Geoffrey Wall, ancien pilote d’Air Canada, a été arrêté récemment par la police canadienne pour avoir exercé pendant près de 17 ans comme commandant de bord sans détenir la licence requise. L’affaire a fait réagir le milieu de l’aviation et pose la question de la fiabilité des vérifications de licences.
Une carrière qui n’était pas ce qu’on croyait
Geoffrey Wall, 59 ans, aurait effectué environ 900 vols domestiques et internationaux sans posséder l’ATPL-A, la licence de commandant de bord. Pendant des années, sa situation a paru régulière.
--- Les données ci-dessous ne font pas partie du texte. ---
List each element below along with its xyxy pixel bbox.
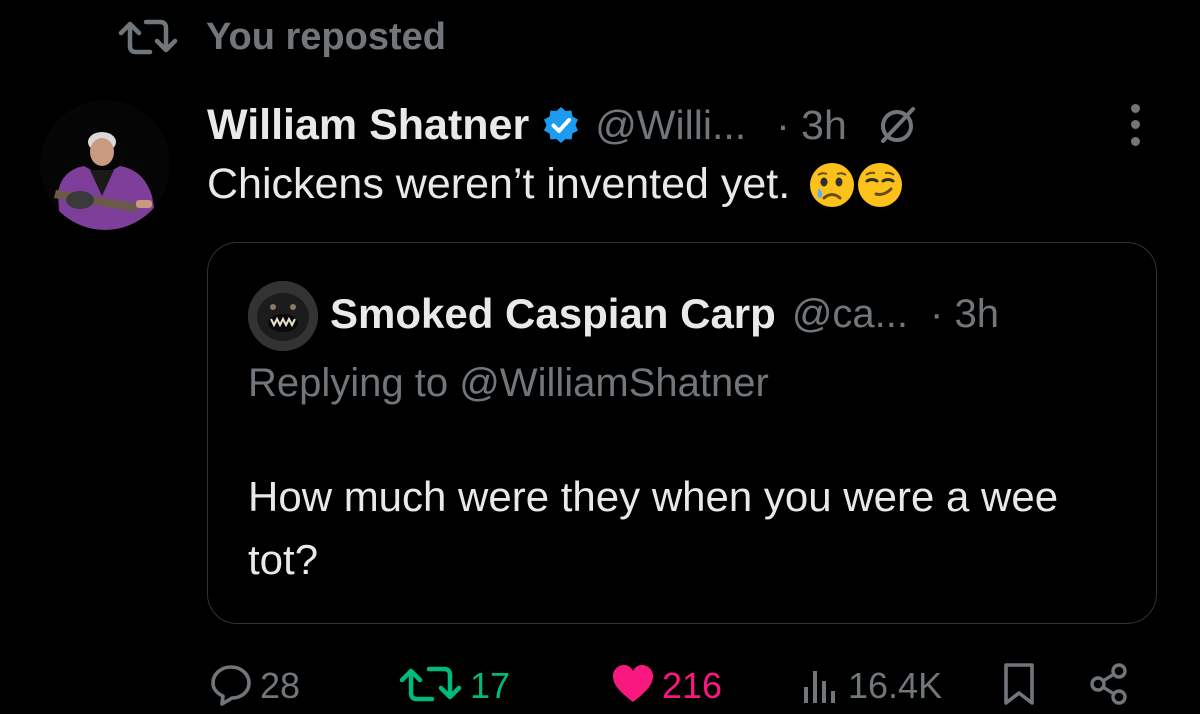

C’est un contrôle de routine mené en 2025 par les autorités qui a révélé des « anomalies dans la documentation relative à sa licence de pilote ».
Pendant cette période, Wall pilotait des appareils de ligne comme le Boeing 767, le Boeing 777 et le Boeing 787, pour un salaire proche de 1 840 000 €. Il a été arrêté le 1er juin et fait désormais face à sept accusations criminelles.
Des failles qui ressortent
Dans son communiqué publié le lundi suivant l’arrestation, Air Canada a voulu rassurer les passagers en affirmant que « la sécurité aérienne n’a pas été compromise par cet incident ». La compagnie rappelle aussi que tous ses pilotes suivent une formation récurrente obligatoire tous les six mois pour valider leurs compétences, avec une vérification annuelle effectuée par un pilote certifié par Transport Canada.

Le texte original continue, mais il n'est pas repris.